Solutions to the Navier-Stokes equations often go through a sequence of distinct regimes, with the flow field becoming more "complicated" as the Reynolds number increases. These changes may occur via (i) bifurcations of the underlying solutions of the Navier-Stokes equations, or (ii) a continuous evolution of the "complicated" flow field (with quantifiable, discrete changes to its topology).

We analyse the interplay between these two, in principle distinct, mechanisms in the context of flows past circular cylinders. If the cylinder is stationary the flow undergoes a Hopf bifurcation at a Reynolds number of approximately 46, resulting in the formation of the famous von Kármán vortex street -- a time-periodic flow in which vortices are shed downstream.
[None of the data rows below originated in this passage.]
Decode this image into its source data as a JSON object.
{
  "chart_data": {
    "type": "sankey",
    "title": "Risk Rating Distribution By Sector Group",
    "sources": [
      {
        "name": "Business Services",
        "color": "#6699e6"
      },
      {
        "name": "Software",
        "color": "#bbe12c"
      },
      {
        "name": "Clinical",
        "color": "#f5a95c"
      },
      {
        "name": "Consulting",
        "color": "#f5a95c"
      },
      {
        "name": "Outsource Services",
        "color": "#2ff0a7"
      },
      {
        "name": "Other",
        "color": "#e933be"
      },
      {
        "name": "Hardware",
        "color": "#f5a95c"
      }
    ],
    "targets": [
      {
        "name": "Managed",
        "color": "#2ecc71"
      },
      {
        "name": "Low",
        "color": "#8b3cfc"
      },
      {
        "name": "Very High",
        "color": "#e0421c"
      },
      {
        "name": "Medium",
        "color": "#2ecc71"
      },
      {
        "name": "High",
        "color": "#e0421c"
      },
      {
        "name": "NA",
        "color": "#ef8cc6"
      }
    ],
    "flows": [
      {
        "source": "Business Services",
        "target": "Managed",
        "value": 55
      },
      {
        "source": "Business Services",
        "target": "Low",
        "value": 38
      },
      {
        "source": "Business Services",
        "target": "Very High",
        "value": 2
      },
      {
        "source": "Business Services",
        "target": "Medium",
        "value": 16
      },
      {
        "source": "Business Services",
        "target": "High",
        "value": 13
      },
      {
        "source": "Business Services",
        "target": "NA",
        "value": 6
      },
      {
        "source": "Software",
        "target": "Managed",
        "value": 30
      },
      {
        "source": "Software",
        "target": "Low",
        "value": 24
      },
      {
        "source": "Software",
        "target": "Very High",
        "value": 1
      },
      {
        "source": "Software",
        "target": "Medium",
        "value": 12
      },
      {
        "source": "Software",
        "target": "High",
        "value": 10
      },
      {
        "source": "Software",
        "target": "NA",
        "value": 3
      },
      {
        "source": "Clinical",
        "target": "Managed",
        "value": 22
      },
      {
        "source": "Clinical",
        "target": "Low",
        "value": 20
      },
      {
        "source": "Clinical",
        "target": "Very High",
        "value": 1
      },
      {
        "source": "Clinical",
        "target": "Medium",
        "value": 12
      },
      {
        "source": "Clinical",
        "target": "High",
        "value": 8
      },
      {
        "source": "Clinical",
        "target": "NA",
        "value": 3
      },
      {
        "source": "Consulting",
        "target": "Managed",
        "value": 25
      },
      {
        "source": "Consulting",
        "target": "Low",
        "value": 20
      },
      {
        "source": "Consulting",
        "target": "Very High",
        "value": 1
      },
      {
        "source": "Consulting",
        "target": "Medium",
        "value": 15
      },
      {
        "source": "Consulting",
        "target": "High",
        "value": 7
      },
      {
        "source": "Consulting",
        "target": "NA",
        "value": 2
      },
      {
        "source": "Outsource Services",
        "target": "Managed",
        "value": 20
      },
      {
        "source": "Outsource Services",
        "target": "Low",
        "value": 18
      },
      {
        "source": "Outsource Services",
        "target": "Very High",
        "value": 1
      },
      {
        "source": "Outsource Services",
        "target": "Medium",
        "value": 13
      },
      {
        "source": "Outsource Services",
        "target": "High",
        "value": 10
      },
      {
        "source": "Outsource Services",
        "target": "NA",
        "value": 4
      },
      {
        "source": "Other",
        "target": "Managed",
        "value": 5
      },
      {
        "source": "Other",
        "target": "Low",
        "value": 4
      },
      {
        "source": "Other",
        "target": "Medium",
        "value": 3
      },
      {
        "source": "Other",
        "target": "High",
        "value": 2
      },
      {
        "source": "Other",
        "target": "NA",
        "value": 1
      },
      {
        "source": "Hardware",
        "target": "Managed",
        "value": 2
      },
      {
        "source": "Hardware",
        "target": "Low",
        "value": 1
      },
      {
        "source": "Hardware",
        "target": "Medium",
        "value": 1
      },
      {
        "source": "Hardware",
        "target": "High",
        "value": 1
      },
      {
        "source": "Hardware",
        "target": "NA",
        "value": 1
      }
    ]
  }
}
While this suggests that the change to the flow topology arises via mechanism

(i) we show that the transition from steady to time-periodic flow (through the Hopf bifurcation) and the formation of individual vortices are in fact distinct events that occur at slightly different Reynolds numbers.

When the cylinder performs forced oscillations transverse to the flow direction, the vortex-shedding pattern becomes significantly more complex, leading to the formation of so-called "exotic wakes" whose character is controlled by the Reynolds number as well as the period and amplitude of the cylinder's motion. While it has generally been assumed that the transition between different wake patterns in response to changes in the amplitude occurs via mechanism

(ii) we show that they are actually associated with a spatio-temporal symmetry-breaking bifurcation of the time-periodic flow.